Astonished at these words her mother looked up, but saw no one, only a Ground-Pigeon perched on the tree over her head. “Father,” she cried to her husband who was at work beside her, “did you not hear Coora’s voice just now?”
“Yes, I thought so,” answered the father angrily. “The wicked girl must have disobeyed me and have followed us here after all. I will punish her if this is so.” They called to her, “Coora, Coora!” until the forest reechoed. But no one appeared or answered.
“I will go home and see if she is there,” said the mother. “Either I heard Coora speak or there is some magic in the forest.” And she hastened back to the cottage. There she found the baby in the hammock and the bracelets and earrings in a shining heap behind the door, as the voice had said, but there was no Coora anywhere. Surprised and anxious, once more the mother ran back to the plantation.
“Coora is gone, husband!” she cried. “It must have been her own voice which we heard just now. Hark! She speaks again!”

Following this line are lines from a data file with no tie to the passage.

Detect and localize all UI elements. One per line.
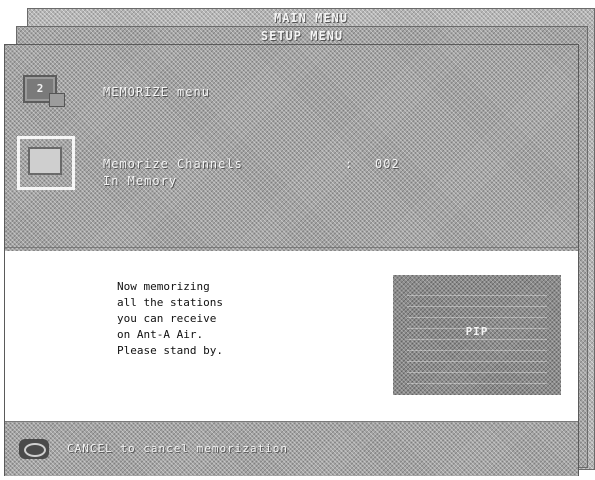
channel-count-value: 002	[375, 157, 400, 171]
memorizing-message: Now memorizing all the stations you can …	[117, 280, 223, 357]
tv-menu-icon[interactable]: 2	[23, 75, 65, 107]
cancel-hint: CANCEL to cancel memorization	[67, 442, 289, 455]
tv-screen-icon[interactable]	[17, 136, 75, 190]
setup-menu-title: SETUP MENU	[260, 29, 344, 43]
memorize-menu-label[interactable]: MEMORIZE menu	[103, 85, 210, 99]
button-oval	[24, 443, 46, 457]
pip-window: PIP	[393, 275, 561, 395]
memorize-channels-label: Memorize Channels	[103, 157, 243, 171]
footer-bar: CANCEL to cancel memorization	[5, 421, 578, 476]
sub-screen-icon	[49, 93, 65, 107]
in-memory-label: In Memory	[103, 174, 178, 188]
remote-button-icon[interactable]	[19, 439, 49, 459]
channel-count-separator: :	[345, 157, 354, 171]
main-menu-title: MAIN MENU	[273, 11, 349, 25]
message-panel: Now memorizing all the stations you can …	[5, 251, 578, 421]
tv-screen-inner	[28, 147, 62, 175]
divider	[5, 247, 578, 248]
pip-label: PIP	[465, 325, 489, 338]
memorize-window: 2 MEMORIZE menu Memorize Channels : 002 …	[4, 44, 579, 476]
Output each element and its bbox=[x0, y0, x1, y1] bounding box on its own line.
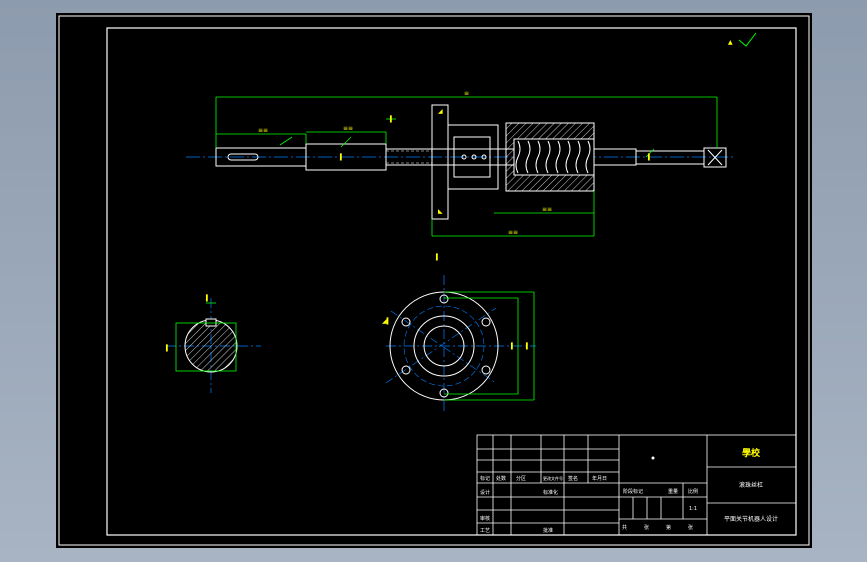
outer-frame bbox=[58, 15, 810, 546]
section-hatch bbox=[184, 319, 238, 373]
bolt-hole bbox=[401, 365, 411, 375]
row-label: 年月日 bbox=[592, 475, 607, 482]
row-label: 处数 bbox=[496, 475, 506, 482]
section-keyway bbox=[205, 318, 217, 327]
svg-text:▍: ▍ bbox=[205, 294, 211, 302]
svg-text:◢▍: ◢▍ bbox=[382, 317, 391, 325]
bolt-hole bbox=[481, 317, 491, 327]
ball-screw-main-view bbox=[186, 104, 736, 220]
role-label: 标准化 bbox=[543, 489, 558, 496]
svg-text:▍: ▍ bbox=[165, 344, 171, 352]
nut-flange bbox=[431, 104, 449, 220]
stage-label: 重量 bbox=[668, 488, 678, 495]
svg-text:≡: ≡ bbox=[464, 90, 469, 97]
svg-text:▍: ▍ bbox=[525, 342, 531, 350]
sheet-label: 第 bbox=[666, 524, 671, 531]
svg-text:◣: ◣ bbox=[438, 208, 443, 215]
svg-text:▍: ▍ bbox=[339, 153, 345, 161]
svg-text:≡≡: ≡≡ bbox=[508, 229, 518, 236]
title-block-mark bbox=[651, 456, 655, 460]
row-label: 签名 bbox=[568, 475, 578, 482]
svg-text:▲: ▲ bbox=[728, 39, 733, 46]
project-name: 平面关节机器人设计 bbox=[724, 515, 778, 523]
surface-finish-symbol: ▲ bbox=[728, 32, 757, 47]
bolt-hole bbox=[481, 365, 491, 375]
shaft-section-view: ▍ ▍ bbox=[165, 294, 261, 393]
bolt-hole bbox=[401, 317, 411, 327]
svg-text:▍: ▍ bbox=[389, 115, 395, 123]
svg-text:▍: ▍ bbox=[435, 253, 441, 261]
svg-text:≡≡: ≡≡ bbox=[542, 206, 552, 213]
company-name: 學校 bbox=[742, 447, 761, 459]
role-label: 审核 bbox=[480, 515, 490, 522]
svg-text:◢: ◢ bbox=[438, 108, 443, 115]
sheet-label: 共 bbox=[622, 524, 627, 531]
svg-text:▍: ▍ bbox=[510, 342, 516, 350]
sheet-label: 张 bbox=[644, 524, 649, 531]
row-label: 标记 bbox=[480, 475, 490, 482]
right-journal bbox=[635, 150, 705, 165]
row-label: 分区 bbox=[516, 475, 526, 482]
svg-text:≡≡: ≡≡ bbox=[343, 125, 353, 132]
role-label: 设计 bbox=[480, 489, 490, 496]
svg-text:▍: ▍ bbox=[647, 153, 653, 161]
stage-label: 阶段标记 bbox=[623, 488, 643, 495]
row-label: 更改文件号 bbox=[543, 475, 563, 481]
flange-end-view: ▍ ▍ ◢▍ bbox=[382, 275, 536, 413]
inner-frame bbox=[106, 27, 797, 536]
drawing-name: 滚珠丝杠 bbox=[739, 481, 763, 489]
stage-label: 比例 bbox=[688, 488, 698, 495]
role-label: 批准 bbox=[543, 527, 553, 534]
sheet-label: 张 bbox=[688, 524, 693, 531]
cad-drawing: ▲ ≡ ≡≡ ≡≡ ≡≡ ≡≡ ▍ ▍ ▍ ◣ ◢ ▍ ▍ ▍ ▍ ▍ ◢▍ 學… bbox=[58, 15, 810, 546]
drawing-sheet: ▲ ≡ ≡≡ ≡≡ ≡≡ ≡≡ ▍ ▍ ▍ ◣ ◢ ▍ ▍ ▍ ▍ ▍ ◢▍ 學… bbox=[56, 13, 812, 548]
role-label: 工艺 bbox=[480, 528, 490, 534]
svg-text:≡≡: ≡≡ bbox=[258, 127, 268, 134]
scale-value: 1:1 bbox=[689, 506, 697, 512]
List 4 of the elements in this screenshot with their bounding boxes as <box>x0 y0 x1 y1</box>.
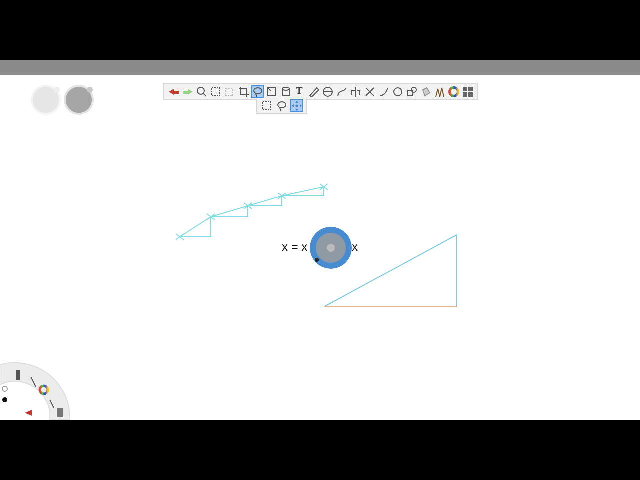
formula-text: x = x <box>282 240 308 254</box>
lagoon-menu-drawing[interactable] <box>0 362 70 420</box>
formula-text: x <box>352 240 358 254</box>
navigation-puck-icon[interactable] <box>310 227 352 269</box>
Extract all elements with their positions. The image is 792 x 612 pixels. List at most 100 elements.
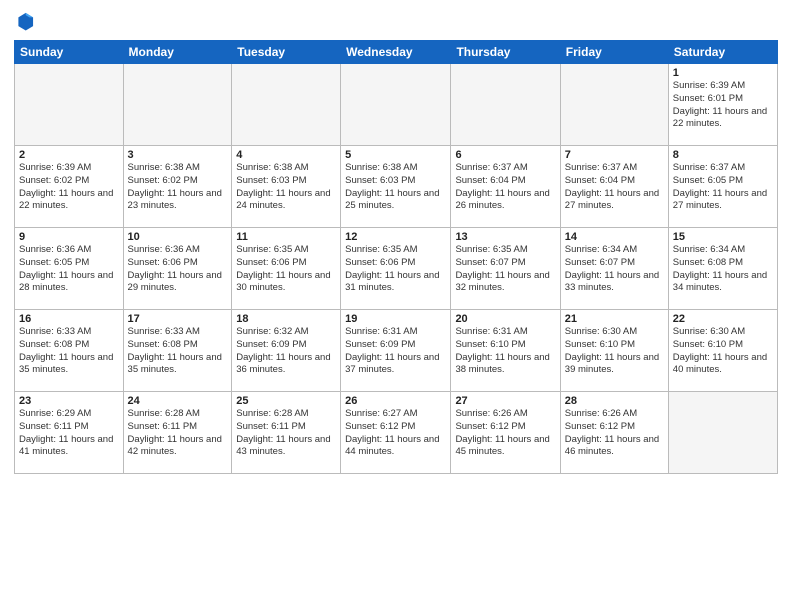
day-cell: [123, 64, 232, 146]
day-cell: 14Sunrise: 6:34 AM Sunset: 6:07 PM Dayli…: [560, 228, 668, 310]
day-cell: [341, 64, 451, 146]
day-cell: 13Sunrise: 6:35 AM Sunset: 6:07 PM Dayli…: [451, 228, 560, 310]
day-number: 26: [345, 395, 446, 407]
day-header-thursday: Thursday: [451, 41, 560, 64]
day-info: Sunrise: 6:32 AM Sunset: 6:09 PM Dayligh…: [236, 326, 336, 377]
day-info: Sunrise: 6:38 AM Sunset: 6:03 PM Dayligh…: [236, 162, 336, 213]
day-cell: 27Sunrise: 6:26 AM Sunset: 6:12 PM Dayli…: [451, 392, 560, 474]
day-cell: 12Sunrise: 6:35 AM Sunset: 6:06 PM Dayli…: [341, 228, 451, 310]
day-cell: 24Sunrise: 6:28 AM Sunset: 6:11 PM Dayli…: [123, 392, 232, 474]
day-info: Sunrise: 6:37 AM Sunset: 6:04 PM Dayligh…: [455, 162, 555, 213]
day-number: 12: [345, 231, 446, 243]
week-row-4: 16Sunrise: 6:33 AM Sunset: 6:08 PM Dayli…: [15, 310, 778, 392]
logo-icon: [14, 10, 36, 32]
day-cell: 23Sunrise: 6:29 AM Sunset: 6:11 PM Dayli…: [15, 392, 124, 474]
day-number: 23: [19, 395, 119, 407]
day-cell: 2Sunrise: 6:39 AM Sunset: 6:02 PM Daylig…: [15, 146, 124, 228]
day-number: 13: [455, 231, 555, 243]
day-cell: 5Sunrise: 6:38 AM Sunset: 6:03 PM Daylig…: [341, 146, 451, 228]
day-number: 25: [236, 395, 336, 407]
day-info: Sunrise: 6:31 AM Sunset: 6:09 PM Dayligh…: [345, 326, 446, 377]
day-header-sunday: Sunday: [15, 41, 124, 64]
day-info: Sunrise: 6:35 AM Sunset: 6:07 PM Dayligh…: [455, 244, 555, 295]
day-info: Sunrise: 6:29 AM Sunset: 6:11 PM Dayligh…: [19, 408, 119, 459]
day-number: 16: [19, 313, 119, 325]
day-cell: [668, 392, 777, 474]
day-number: 15: [673, 231, 773, 243]
day-cell: 28Sunrise: 6:26 AM Sunset: 6:12 PM Dayli…: [560, 392, 668, 474]
header: [14, 10, 778, 32]
calendar-table: SundayMondayTuesdayWednesdayThursdayFrid…: [14, 40, 778, 474]
day-cell: [15, 64, 124, 146]
day-number: 28: [565, 395, 664, 407]
day-info: Sunrise: 6:37 AM Sunset: 6:04 PM Dayligh…: [565, 162, 664, 213]
day-cell: 18Sunrise: 6:32 AM Sunset: 6:09 PM Dayli…: [232, 310, 341, 392]
day-info: Sunrise: 6:28 AM Sunset: 6:11 PM Dayligh…: [128, 408, 228, 459]
day-cell: [232, 64, 341, 146]
day-header-monday: Monday: [123, 41, 232, 64]
day-info: Sunrise: 6:34 AM Sunset: 6:07 PM Dayligh…: [565, 244, 664, 295]
day-cell: 6Sunrise: 6:37 AM Sunset: 6:04 PM Daylig…: [451, 146, 560, 228]
day-info: Sunrise: 6:33 AM Sunset: 6:08 PM Dayligh…: [128, 326, 228, 377]
day-cell: 15Sunrise: 6:34 AM Sunset: 6:08 PM Dayli…: [668, 228, 777, 310]
day-info: Sunrise: 6:31 AM Sunset: 6:10 PM Dayligh…: [455, 326, 555, 377]
day-cell: 26Sunrise: 6:27 AM Sunset: 6:12 PM Dayli…: [341, 392, 451, 474]
day-number: 18: [236, 313, 336, 325]
day-header-friday: Friday: [560, 41, 668, 64]
day-cell: 3Sunrise: 6:38 AM Sunset: 6:02 PM Daylig…: [123, 146, 232, 228]
day-cell: 8Sunrise: 6:37 AM Sunset: 6:05 PM Daylig…: [668, 146, 777, 228]
page: SundayMondayTuesdayWednesdayThursdayFrid…: [0, 0, 792, 612]
day-number: 24: [128, 395, 228, 407]
day-info: Sunrise: 6:36 AM Sunset: 6:05 PM Dayligh…: [19, 244, 119, 295]
calendar-header: SundayMondayTuesdayWednesdayThursdayFrid…: [15, 41, 778, 64]
day-info: Sunrise: 6:34 AM Sunset: 6:08 PM Dayligh…: [673, 244, 773, 295]
day-number: 6: [455, 149, 555, 161]
day-number: 17: [128, 313, 228, 325]
day-number: 20: [455, 313, 555, 325]
day-info: Sunrise: 6:35 AM Sunset: 6:06 PM Dayligh…: [345, 244, 446, 295]
day-info: Sunrise: 6:28 AM Sunset: 6:11 PM Dayligh…: [236, 408, 336, 459]
day-number: 2: [19, 149, 119, 161]
day-cell: 1Sunrise: 6:39 AM Sunset: 6:01 PM Daylig…: [668, 64, 777, 146]
logo: [14, 10, 40, 32]
day-info: Sunrise: 6:26 AM Sunset: 6:12 PM Dayligh…: [455, 408, 555, 459]
week-row-5: 23Sunrise: 6:29 AM Sunset: 6:11 PM Dayli…: [15, 392, 778, 474]
day-header-row: SundayMondayTuesdayWednesdayThursdayFrid…: [15, 41, 778, 64]
day-number: 4: [236, 149, 336, 161]
day-number: 27: [455, 395, 555, 407]
day-number: 8: [673, 149, 773, 161]
day-info: Sunrise: 6:38 AM Sunset: 6:03 PM Dayligh…: [345, 162, 446, 213]
day-number: 14: [565, 231, 664, 243]
day-info: Sunrise: 6:36 AM Sunset: 6:06 PM Dayligh…: [128, 244, 228, 295]
day-cell: 11Sunrise: 6:35 AM Sunset: 6:06 PM Dayli…: [232, 228, 341, 310]
week-row-1: 1Sunrise: 6:39 AM Sunset: 6:01 PM Daylig…: [15, 64, 778, 146]
day-number: 5: [345, 149, 446, 161]
day-cell: 9Sunrise: 6:36 AM Sunset: 6:05 PM Daylig…: [15, 228, 124, 310]
day-number: 3: [128, 149, 228, 161]
day-cell: 25Sunrise: 6:28 AM Sunset: 6:11 PM Dayli…: [232, 392, 341, 474]
day-cell: 4Sunrise: 6:38 AM Sunset: 6:03 PM Daylig…: [232, 146, 341, 228]
week-row-2: 2Sunrise: 6:39 AM Sunset: 6:02 PM Daylig…: [15, 146, 778, 228]
week-row-3: 9Sunrise: 6:36 AM Sunset: 6:05 PM Daylig…: [15, 228, 778, 310]
day-number: 7: [565, 149, 664, 161]
day-info: Sunrise: 6:27 AM Sunset: 6:12 PM Dayligh…: [345, 408, 446, 459]
day-cell: [451, 64, 560, 146]
day-number: 11: [236, 231, 336, 243]
day-number: 1: [673, 67, 773, 79]
day-cell: 20Sunrise: 6:31 AM Sunset: 6:10 PM Dayli…: [451, 310, 560, 392]
day-info: Sunrise: 6:30 AM Sunset: 6:10 PM Dayligh…: [673, 326, 773, 377]
day-info: Sunrise: 6:33 AM Sunset: 6:08 PM Dayligh…: [19, 326, 119, 377]
day-number: 21: [565, 313, 664, 325]
day-info: Sunrise: 6:38 AM Sunset: 6:02 PM Dayligh…: [128, 162, 228, 213]
calendar-body: 1Sunrise: 6:39 AM Sunset: 6:01 PM Daylig…: [15, 64, 778, 474]
day-cell: 19Sunrise: 6:31 AM Sunset: 6:09 PM Dayli…: [341, 310, 451, 392]
day-info: Sunrise: 6:30 AM Sunset: 6:10 PM Dayligh…: [565, 326, 664, 377]
day-info: Sunrise: 6:26 AM Sunset: 6:12 PM Dayligh…: [565, 408, 664, 459]
day-info: Sunrise: 6:39 AM Sunset: 6:02 PM Dayligh…: [19, 162, 119, 213]
day-cell: [560, 64, 668, 146]
day-cell: 7Sunrise: 6:37 AM Sunset: 6:04 PM Daylig…: [560, 146, 668, 228]
day-cell: 21Sunrise: 6:30 AM Sunset: 6:10 PM Dayli…: [560, 310, 668, 392]
day-info: Sunrise: 6:35 AM Sunset: 6:06 PM Dayligh…: [236, 244, 336, 295]
day-info: Sunrise: 6:39 AM Sunset: 6:01 PM Dayligh…: [673, 80, 773, 131]
day-cell: 22Sunrise: 6:30 AM Sunset: 6:10 PM Dayli…: [668, 310, 777, 392]
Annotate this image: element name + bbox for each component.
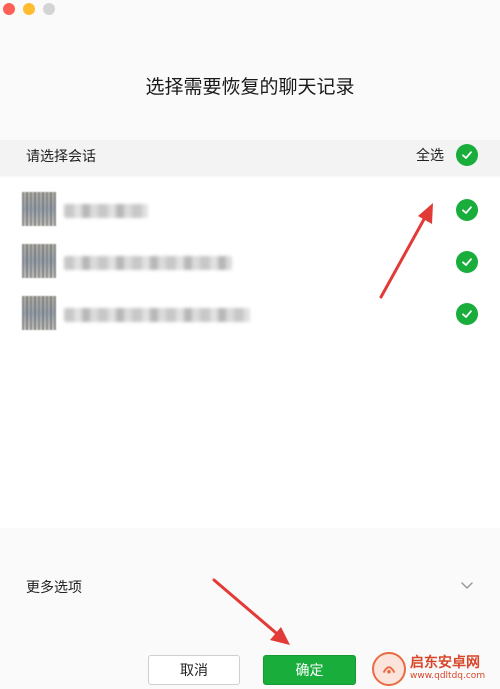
- selected-check-icon[interactable]: [456, 303, 478, 325]
- minimize-window-button[interactable]: [23, 3, 35, 15]
- avatar: [22, 192, 56, 226]
- avatar: [22, 296, 56, 330]
- watermark-title: 启东安卓网: [410, 655, 480, 671]
- select-conversation-label: 请选择会话: [26, 149, 96, 165]
- select-all-check-icon[interactable]: [456, 144, 478, 166]
- restore-chat-dialog: 选择需要恢复的聊天记录 请选择会话 全选 ●●●●●● ●●●●●●●●●●●●…: [0, 0, 500, 689]
- list-item[interactable]: ●●●●●●●●●●●●●●●: [0, 234, 500, 286]
- avatar: [22, 244, 56, 278]
- conversation-list: ●●●●●● ●●●●●●●●●●●●●●● ●●●●●●●●●●●●●●●: [0, 178, 500, 528]
- watermark-url: www.qdltdq.com: [410, 671, 486, 681]
- window-controls: [3, 3, 55, 15]
- dialog-title: 选择需要恢复的聊天记录: [145, 76, 355, 98]
- watermark-logo-icon: [372, 651, 406, 686]
- conversation-section-header: 请选择会话 全选: [0, 140, 500, 176]
- chevron-down-icon[interactable]: [460, 578, 474, 592]
- more-options-row[interactable]: 更多选项: [0, 560, 500, 614]
- selected-check-icon[interactable]: [456, 199, 478, 221]
- list-item[interactable]: ●●●●●●: [0, 182, 500, 234]
- select-all-toggle[interactable]: 全选: [416, 144, 478, 166]
- more-options-label: 更多选项: [26, 580, 82, 596]
- selected-check-icon[interactable]: [456, 251, 478, 273]
- list-item[interactable]: ●●●●●●●●●●●●●●●: [0, 286, 500, 338]
- conversation-name: ●●●●●●●●●●●●●●●: [64, 256, 232, 270]
- conversation-name: ●●●●●●●●●●●●●●●: [64, 308, 250, 322]
- select-all-label: 全选: [416, 148, 444, 164]
- confirm-button[interactable]: 确定: [263, 655, 356, 685]
- site-watermark: 启东安卓网 www.qdltdq.com: [368, 648, 500, 689]
- close-window-button[interactable]: [3, 3, 15, 15]
- watermark-text: 启东安卓网 www.qdltdq.com: [410, 655, 485, 682]
- conversation-name: ●●●●●●: [64, 204, 148, 218]
- cancel-button[interactable]: 取消: [148, 655, 240, 685]
- zoom-window-button[interactable]: [43, 3, 55, 15]
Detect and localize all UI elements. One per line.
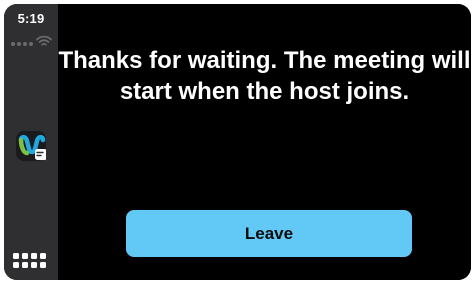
leave-button[interactable]: Leave — [126, 210, 412, 257]
wifi-icon — [36, 35, 52, 46]
meeting-waiting-panel: Thanks for waiting. The meeting will sta… — [58, 4, 471, 280]
app-grid-icon[interactable] — [13, 253, 46, 268]
webex-app-icon[interactable] — [16, 131, 46, 161]
carplay-screen: 5:19 Thanks for waiting. The meeting wil… — [4, 4, 471, 280]
waiting-message: Thanks for waiting. The meeting will sta… — [58, 47, 471, 105]
sidebar: 5:19 — [4, 4, 58, 280]
status-time: 5:19 — [17, 11, 45, 26]
cellular-signal-icon — [11, 42, 33, 46]
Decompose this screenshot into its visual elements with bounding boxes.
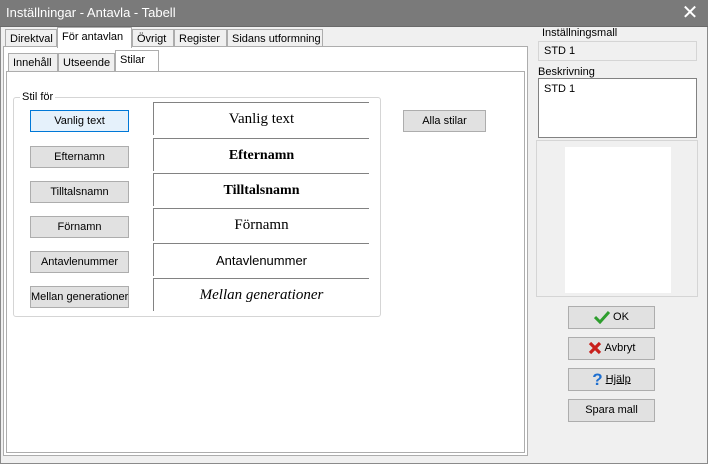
style-preview-mellan-generationer: Mellan generationer	[153, 278, 369, 311]
description-value: STD 1	[544, 83, 576, 95]
help-button[interactable]: ? Hjälp	[568, 368, 655, 391]
template-value: STD 1	[544, 45, 576, 57]
style-preview-efternamn: Efternamn	[153, 138, 369, 171]
preview-area	[536, 140, 698, 297]
subtab-utseende[interactable]: Utseende	[58, 53, 115, 72]
window-title: Inställningar - Antavla - Tabell	[6, 5, 176, 20]
save-template-button[interactable]: Spara mall	[568, 399, 655, 422]
style-preview-antavlenummer: Antavlenummer	[153, 243, 369, 276]
style-button-fornamn[interactable]: Förnamn	[30, 216, 129, 238]
subtab-stilar[interactable]: Stilar	[115, 50, 159, 71]
style-button-tilltalsnamn[interactable]: Tilltalsnamn	[30, 181, 129, 203]
style-button-antavlenummer[interactable]: Antavlenummer	[30, 251, 129, 273]
template-field[interactable]: STD 1	[538, 41, 697, 61]
tab-for-antavlan[interactable]: För antavlan	[57, 27, 132, 48]
description-field[interactable]: STD 1	[538, 78, 697, 138]
page-preview	[565, 147, 671, 293]
style-preview-tilltalsnamn: Tilltalsnamn	[153, 173, 369, 206]
style-button-vanlig-text[interactable]: Vanlig text	[30, 110, 129, 132]
close-icon[interactable]: ✕	[672, 0, 708, 26]
ok-button[interactable]: OK	[568, 306, 655, 329]
all-styles-button[interactable]: Alla stilar	[403, 110, 486, 132]
styles-group-label: Stil för	[20, 91, 56, 103]
help-label: Hjälp	[605, 373, 631, 386]
style-preview-fornamn: Förnamn	[153, 208, 369, 241]
cancel-button[interactable]: Avbryt	[568, 337, 655, 360]
ok-label: OK	[613, 311, 629, 323]
check-icon	[594, 311, 611, 325]
description-label: Beskrivning	[538, 66, 595, 78]
subtab-innehall[interactable]: Innehåll	[8, 53, 58, 72]
cancel-label: Avbryt	[604, 342, 636, 354]
title-bar: Inställningar - Antavla - Tabell ✕	[0, 0, 708, 27]
style-button-mellan-generationer[interactable]: Mellan generationer	[30, 286, 129, 308]
style-preview-vanlig-text: Vanlig text	[153, 102, 369, 135]
style-button-efternamn[interactable]: Efternamn	[30, 146, 129, 168]
template-label: Inställningsmall	[542, 27, 618, 39]
cross-icon	[588, 341, 601, 355]
question-icon: ?	[592, 370, 603, 389]
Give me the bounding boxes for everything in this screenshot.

Again from the tree they heard a sweet voice calling, “Mother, O Mother, I have left my earrings and bracelets behind the door and my little sister in the hammock. Good-by, Coo-o-o-ra!” As she spoke her own name Coora’s voice warbled and crooned into the soft coo of a Ground-Pigeon’s note, and her parents glancing up saw that this bird must be their child, their Coora, magically changed.
“Let us cut down the tree and catch the wicked girl!” cried the father. And seizing his axe he chopped away lustily until the tree fell with a crash. But even at that moment the Pigeon fluttered away to another tree, crooning again the soft syllables which she has spoken ever since, “Coo-ra, coo-ra, coo!”
From tree to tree about the rice plantation the distracted parents pursued the Pigeon; but it was in vain to try to capture her. Ever she escaped them when they seemed about to lay hands upon her soft feathers. After following her flight for many miles they were obliged to return home, sad and sorry and repentant. For they knew now that it was their own unkindness and their broken promises which had driven their daughter away from the cottage, never to return.
The beautiful Ground-Pigeon still lingers near the rice plantations which she had so longed to visit. Still she plaintively calls her name, and still she wears the necklace about her pretty little neck. And the little Malay maidens love her very dearly because she was once a girl like them.